Her decision to switch careers into the food world proved to be her smartest move yet: Shortly after earning her stripes at spots like the restaurant at the Claremont Club and Spa, she received a call one day from author Alice Walker’s personal assistant.
“When her assistant rang me and told me who she was calling for, I didn’t believe it. I really didn’t believe it,” McGowan said. “While I knew she was a remarkable writer, after working with her for years, I had no idea how much she would’ve contributed to the way I now think about food.”
For Walker, as McGowan described it, the idea of having deeply flavorful organic food wasn’t the author’s fundamental concern. Instead she wanted to know the treatment of the workers who made and produced her food. Did the farms treat their workers fairly? Were they given humane hours wherein they could take proper breaks and time off? Are the female workers safe? Walker, a former Berkeley resident, is as well known for her civil rights activism as for her authorship of books like The Color Purple and The Temple of My Familiar. In recent years, she’s also been the source of significant controversy as her criticisms of Israel have verged into anti-Semitism, and she was recently disinvited from the Bay Area Book Festival for praising and defending a book written by a well known conspiracy theorist.
“Alice made a remarkable difference on how I shop,” McGowan says. “I use a lot of goods from local farmers, from produce to eggs and more. I want to know if animals and people are treated humanely, how people utilize their soil — this knowledge I learned was from working with her over the years.”
“She was an incredible teacher,” she adds.
Come early summer, the native New Yorker will bring her Caribbean-inspired fare to Emeryville’s Public Market. Among the highlights on Calypso Rose Kitchen’s inaugural menu include a black bean soup crowned with fried green plantains; butter-topped grilled spiced salmon; and crispy pineapple-garlic chicken wings.
McGowan also promises a Guyanese-inspired oxtail stew and a couple of curries. “There’s a big difference between Indian curries and Caribbean curries,” McGowan said. “The difference is there’s a lot more turmeric in Caribbean curries than your traditional Indian curry,” as well as coriander, allspice, garlic and healthy amounts of cayenne pepper.

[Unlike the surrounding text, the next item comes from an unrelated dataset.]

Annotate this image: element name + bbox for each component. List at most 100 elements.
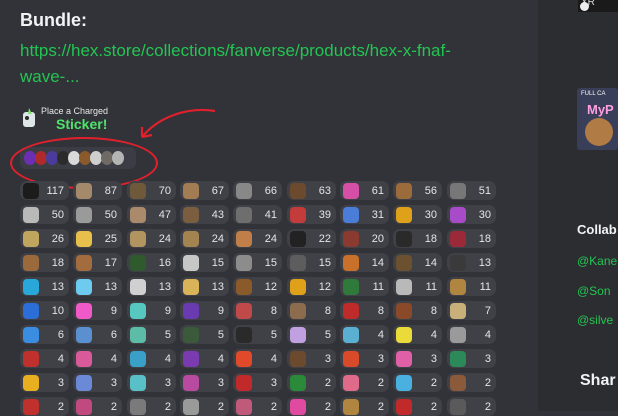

While diners can enjoy Calypso Rose Kitchen while seated inside the food hall, the menu is also available to go.“It was particularly important for me to make these dishes where they could be picked up and delivered without taste or integrity being compromised,” McGowan said.
And then there’s the restaurant’s name. Christened after Trinidadian singer McCartha Monica Sandy-Lewis’ longstanding nickname, it reflects not only McGowan’s love of her groove but also honors the 81-year-old singer’s lyrics addressing racism and sexism.
“I’ve actually always been very fond of Calypso music,” McGowan said., “In addition to her music and beats, I love her politics and forward thinking that raises consciousness, which is also very important to me.”